Senior Ethan Greenfield, along with 200-meter medley relay teammates Nick Millkey and Zach Papsco and Dylan Karpf, came in first with a state-qualifying time of 1 minute, 40.25 seconds. He added to Northport’s point total with a state-qualifying times of 22.05 in the 50 freestyle and 48.73 in the 100 freestyle.

“A lot of our guys came up big — Ethan Greenfield had a couple of best times in crucial wins,” Modrov said. “It was Ethan’s personal best in the 50 free.”

Freshman Aidan Greenfield, Ethan’s younger brother, won both the 200 and 500 freestyle events, and was a member of the first-place 200 freestyle relay quartet.

“I thought that the turning point was the 500 free — we went out and finished first and third, which dropped us even,” said Karpf, the only sophomore on the 200 medley relay. “And the last relay is what I thought really cemented it for us.”

Each member of the 200 medley also shined individually.

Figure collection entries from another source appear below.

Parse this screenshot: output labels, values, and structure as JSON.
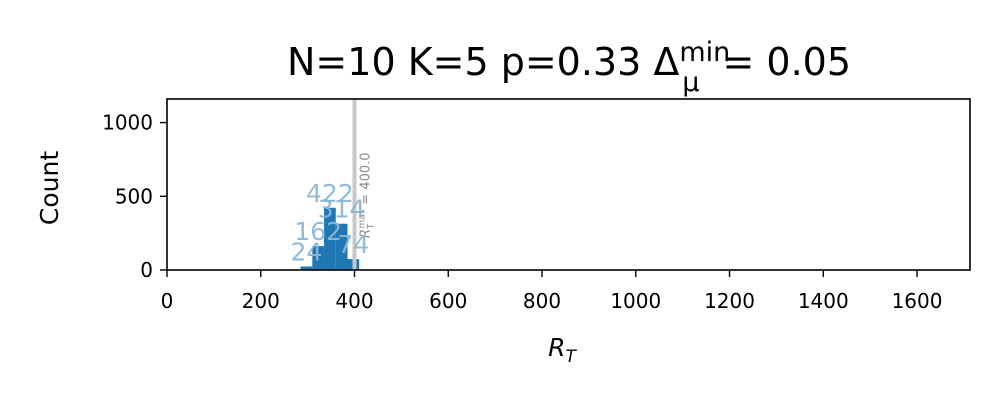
{
  "chart_data": {
    "type": "bar",
    "title": {
      "prefix": "N=10 K=5 p=0.33 Δ",
      "sup": "min",
      "sub": "μ",
      "suffix": "= 0.05"
    },
    "xlabel": {
      "main": "R",
      "sub": "T"
    },
    "ylabel": "Count",
    "xlim": [
      0,
      1713
    ],
    "ylim": [
      0,
      1160
    ],
    "x_ticks": [
      0,
      200,
      400,
      600,
      800,
      1000,
      1200,
      1400,
      1600
    ],
    "y_ticks": [
      0,
      500,
      1000
    ],
    "bar_color": "#1f77b4",
    "label_color": "#8ab6d6",
    "bins": [
      {
        "x0": 285,
        "x1": 310,
        "value": 24,
        "label": "24"
      },
      {
        "x0": 310,
        "x1": 335,
        "value": 162,
        "label": "162"
      },
      {
        "x0": 335,
        "x1": 360,
        "value": 422,
        "label": "422"
      },
      {
        "x0": 360,
        "x1": 385,
        "value": 314,
        "label": "314"
      },
      {
        "x0": 385,
        "x1": 410,
        "value": 74,
        "label": "74"
      }
    ],
    "reference_line": {
      "x": 400,
      "label": "R_T^max = 400.0",
      "color": "#c8c8c8",
      "text_color": "#888888"
    },
    "grid": false,
    "legend": "none"
  }
}
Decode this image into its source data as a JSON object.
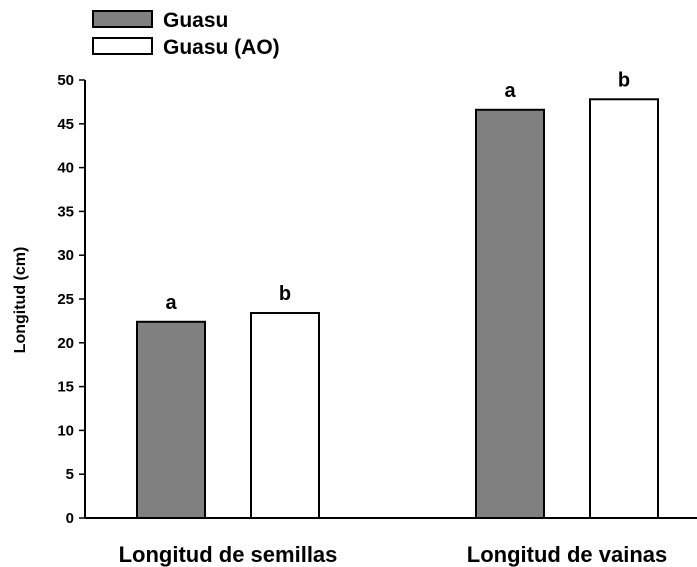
{
  "chart_data": {
    "type": "bar",
    "categories": [
      "Longitud de semillas",
      "Longitud de vainas"
    ],
    "ylabel": "Longitud (cm)",
    "xlabel": "",
    "ylim": [
      0,
      50
    ],
    "yticks": [
      0,
      5,
      10,
      15,
      20,
      25,
      30,
      35,
      40,
      45,
      50
    ],
    "grid": false,
    "legend_position": "top-left",
    "series": [
      {
        "name": "Guasu",
        "color": "#808080",
        "values": [
          22.4,
          46.6
        ],
        "labels": [
          "a",
          "a"
        ]
      },
      {
        "name": "Guasu (AO)",
        "color": "#ffffff",
        "values": [
          23.4,
          47.8
        ],
        "labels": [
          "b",
          "b"
        ]
      }
    ]
  }
}
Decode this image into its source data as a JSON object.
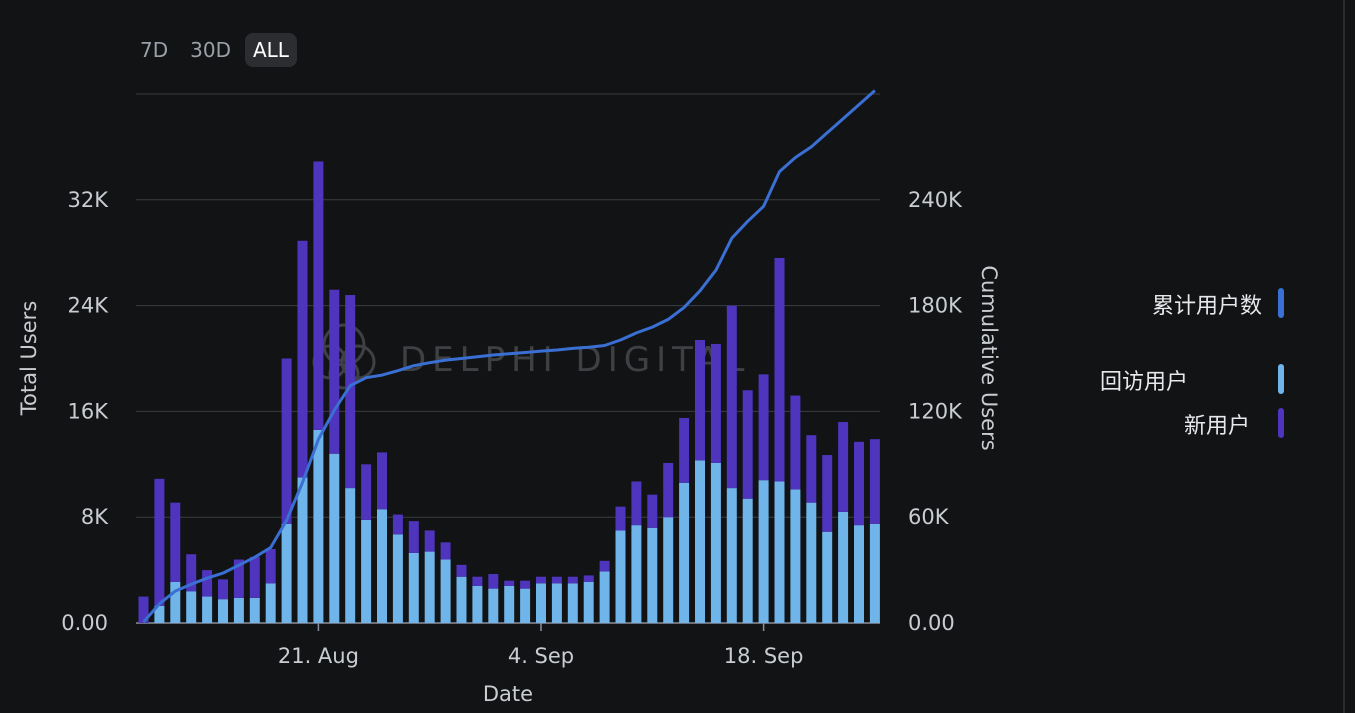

Papsco clocked in with a state-qualifying time of 53.57 in the 100 butterfly, and was first to hit the pad in the 100 breaststroke. Millkey won the 200 individual medley, and followed it up with a victory in the 100 backstroke, also stopping the clock with his own state championship time: 54.43.

Modrov said he was particularly impressed by the performances of his underclassmen, noting Aidan Greenfield and freshman Austin Neuf’s high placements.

“At the end we had a great swim from Austin Neuf, a freshman who took second place in the 100 breaststroke, and that put us over the edge and helped us win the meet,” the coach said.

After the holiday break Northport is back in action at Ward Melville Jan. 5. The meet is currently slated to begin at 4:30 p.m.